The deaths caused an outpouring of condemnations for the attacks – and oddly, a few for the victims. Columnist Tony Barber wrote in the Financial Times that Charlie Hebdo had “a long record of mocking, baiting, and needling French Muslims.” Barber scolded that “editorial foolishness [had] prevailed … Common sense would be useful at publications such as Charlie Hebdo and Denmark’s Jyllands-Posten, which purport to strike a blow for freedom when they provoke Muslims, but are actually just being stupid.” (The magazine’s editors took a much different view.)
The Catholic League’s Bill Donohue declared himself aligned with Muslims angered over being intentionally insulted by the magazine while helpfully prefacing his remarks by opposing murder over personal insults. “Stephane Charbonnier, the paper’s publisher, was killed today in the slaughter,” he wrote. “It is too bad that he didn’t understand the role he played in his tragic death.” Many others took to social media to declare that the biggest threat in the wake of this massacre was “Islamophobia” in reactions to the shooting.
Charlie Hebdo is not above criticism, certainly, but this is a strange moment to deliver it. The issue at hand stopped being a matter of etiquette and taste when the first bullets flew, and instead became a moment to stand for free expression. It’s also possible to overdo criticism and push it into hate speech. But twelve people dead in the streets of Paris make it clear that commentary is not the real threat. In fact, this should make it clear that commentary is the target.

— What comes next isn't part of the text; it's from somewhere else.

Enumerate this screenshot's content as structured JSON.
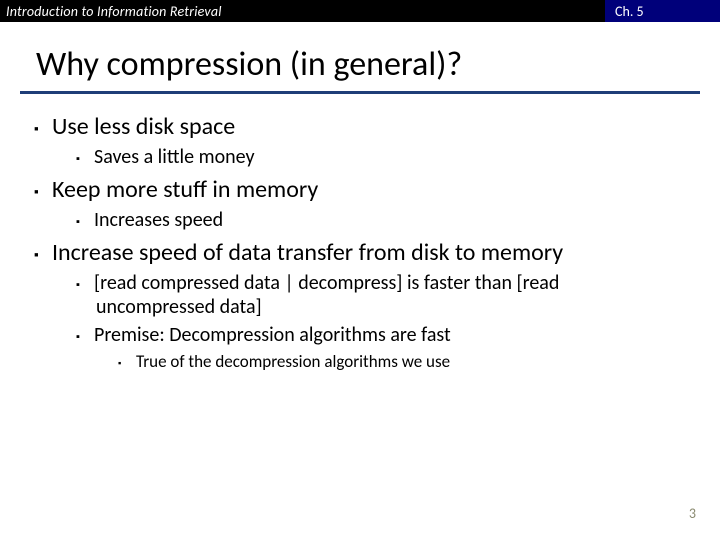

Perhaps we have grown too accustomed to free speech to appreciate it. Some among us are too eager to push for silence in exchange for a modicum of ease and peace. One does not need to approve of Charlie Hebdo’s caricatures to understand that its editors and contributors had every right to publish them – and that its critics had every right to scold them over its content — without either having to be concerned over whether it would cost them their lives. The only way one can conclude that Charb played “a role … in his own tragic death” is to accept that the price of staying alive is to refrain from criticism, especially of Islam and its extreme adherents.
It took centuries for Western values to develop to the point where we could enjoy and exercise our right to speak out, dissent, criticize, and even be wildly wrong without that choice becoming a life or death matter. Those values are under attack from both within and without, as this episode clearly demonstrates. If this does not serve as a wake-up call to those threats, one may never exist.
Charb understood the risks, and the stakes. “I have neither a wife nor children, not even a dog. But I’m not going to hide,” he told Der Spiegel in 2012 after the criticism of Fabius and the US government, preferring to “die standing than live on my knees.” In the wake of the Charlie Hebdo massacre, we should stand for free speech and free expression. Mere words will never break our bones, but acquiescence to those who wish to silence criticism will eventually enslave us.